Q: Do we bracket time? Is time linear or not?
A: We can distinguish linear time (which is the past, present, future time) and the temporal aspect of reality that is present when we have bracketed everything. When we bracket the “my”, we are also bracketing the linear time. When we further bracket the subject/object duality, we are left with a sense of presence. This sense of presence is not the “present” of the linear time.
Q: Piet: It is the Appearance of the flow. If you exclude anything you cannot access, then you must eliminate flow. What is the Experience? You cannot access the past or future, and cannot dwell in the present as it keeps moving. Timelessness is like “seeing the world in a grain of sand”, in the words of William Blake. Living with concepts is like going into a showroom where all the furniture is covered with plastic to keep it clean. The Experience is removing the plastic.

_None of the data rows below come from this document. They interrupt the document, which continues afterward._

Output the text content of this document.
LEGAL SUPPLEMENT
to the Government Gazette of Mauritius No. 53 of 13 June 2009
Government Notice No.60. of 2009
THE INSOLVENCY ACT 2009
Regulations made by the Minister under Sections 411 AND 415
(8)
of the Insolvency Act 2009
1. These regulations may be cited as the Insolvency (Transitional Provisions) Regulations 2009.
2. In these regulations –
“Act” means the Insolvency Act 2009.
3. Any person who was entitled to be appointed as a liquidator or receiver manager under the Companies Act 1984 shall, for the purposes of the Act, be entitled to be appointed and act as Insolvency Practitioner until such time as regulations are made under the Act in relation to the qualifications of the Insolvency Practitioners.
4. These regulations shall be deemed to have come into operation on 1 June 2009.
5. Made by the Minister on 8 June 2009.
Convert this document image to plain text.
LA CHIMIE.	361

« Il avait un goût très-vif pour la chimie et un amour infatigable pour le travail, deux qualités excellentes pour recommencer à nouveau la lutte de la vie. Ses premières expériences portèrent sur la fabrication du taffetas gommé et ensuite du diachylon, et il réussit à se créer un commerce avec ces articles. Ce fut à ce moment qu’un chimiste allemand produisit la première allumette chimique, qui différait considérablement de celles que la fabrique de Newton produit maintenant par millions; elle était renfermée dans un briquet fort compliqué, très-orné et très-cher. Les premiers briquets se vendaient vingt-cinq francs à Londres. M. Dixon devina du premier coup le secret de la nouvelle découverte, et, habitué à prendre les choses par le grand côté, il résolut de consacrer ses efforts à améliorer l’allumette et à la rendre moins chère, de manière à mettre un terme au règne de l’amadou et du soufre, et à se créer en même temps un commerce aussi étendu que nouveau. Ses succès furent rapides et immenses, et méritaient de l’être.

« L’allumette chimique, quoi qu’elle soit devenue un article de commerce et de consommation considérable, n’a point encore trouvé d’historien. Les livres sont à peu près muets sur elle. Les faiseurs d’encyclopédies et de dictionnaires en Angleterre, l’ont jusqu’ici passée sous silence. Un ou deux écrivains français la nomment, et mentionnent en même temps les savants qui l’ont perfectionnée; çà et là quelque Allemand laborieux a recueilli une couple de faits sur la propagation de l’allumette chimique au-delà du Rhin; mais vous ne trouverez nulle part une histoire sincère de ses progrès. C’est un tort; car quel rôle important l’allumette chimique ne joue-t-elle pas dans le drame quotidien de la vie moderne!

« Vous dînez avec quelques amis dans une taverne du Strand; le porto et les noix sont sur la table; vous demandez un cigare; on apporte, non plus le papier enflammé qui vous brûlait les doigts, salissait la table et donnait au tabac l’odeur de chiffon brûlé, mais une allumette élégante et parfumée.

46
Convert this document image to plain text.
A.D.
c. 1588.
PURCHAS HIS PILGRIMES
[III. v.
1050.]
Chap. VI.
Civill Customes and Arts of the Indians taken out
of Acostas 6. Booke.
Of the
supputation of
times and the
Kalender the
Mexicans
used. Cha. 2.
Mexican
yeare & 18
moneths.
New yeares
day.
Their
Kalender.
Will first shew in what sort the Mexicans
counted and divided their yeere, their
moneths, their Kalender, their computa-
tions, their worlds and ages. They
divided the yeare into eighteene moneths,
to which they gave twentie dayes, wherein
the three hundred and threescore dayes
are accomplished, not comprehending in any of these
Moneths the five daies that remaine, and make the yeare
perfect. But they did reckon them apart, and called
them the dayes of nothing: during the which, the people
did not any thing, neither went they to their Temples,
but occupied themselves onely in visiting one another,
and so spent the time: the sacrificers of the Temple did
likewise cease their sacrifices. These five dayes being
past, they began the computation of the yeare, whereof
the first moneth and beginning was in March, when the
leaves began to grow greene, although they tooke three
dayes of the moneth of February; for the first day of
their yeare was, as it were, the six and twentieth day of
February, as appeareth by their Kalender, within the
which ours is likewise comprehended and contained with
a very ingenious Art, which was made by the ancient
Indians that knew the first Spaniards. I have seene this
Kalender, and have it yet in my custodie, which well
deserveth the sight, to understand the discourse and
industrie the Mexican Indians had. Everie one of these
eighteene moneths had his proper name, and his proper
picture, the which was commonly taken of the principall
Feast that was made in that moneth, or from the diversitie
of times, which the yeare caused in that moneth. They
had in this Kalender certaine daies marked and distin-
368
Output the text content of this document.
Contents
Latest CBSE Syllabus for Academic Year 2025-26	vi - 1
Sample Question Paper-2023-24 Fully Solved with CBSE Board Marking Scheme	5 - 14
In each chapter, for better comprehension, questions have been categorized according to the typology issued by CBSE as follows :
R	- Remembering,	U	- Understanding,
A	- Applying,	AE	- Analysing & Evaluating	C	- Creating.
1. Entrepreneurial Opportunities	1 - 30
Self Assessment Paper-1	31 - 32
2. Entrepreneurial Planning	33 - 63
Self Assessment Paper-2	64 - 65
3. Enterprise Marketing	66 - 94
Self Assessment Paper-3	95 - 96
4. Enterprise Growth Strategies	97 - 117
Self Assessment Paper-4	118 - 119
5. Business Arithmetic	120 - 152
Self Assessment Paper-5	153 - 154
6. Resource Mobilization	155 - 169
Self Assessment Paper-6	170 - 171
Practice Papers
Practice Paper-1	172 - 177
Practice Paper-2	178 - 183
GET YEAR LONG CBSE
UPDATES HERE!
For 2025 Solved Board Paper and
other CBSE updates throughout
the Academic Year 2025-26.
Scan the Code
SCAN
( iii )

Q: In Japanese Dance there is a moment when you are not aware of yourself.
A: You can call that experience oneness, in unity or non-dual. We’re so used to thinking in terms of the subject/object. But whenever that dual framework collapses, we get a sense of this pure experience. In dance, there is a moment when there is no you, just the dancing.
Q: In Neuroscience we talk about Phenomenal awareness and Actual awareness.
A: I’m cautious about that. Most people still think consciousness is a thing. It’s not in the brain. I am talking with neuroscientists and computer scientists and encouraging them to not think of consciousness as a “thing” but rather as “place”.
This concluded a stimulating presentation and discussion.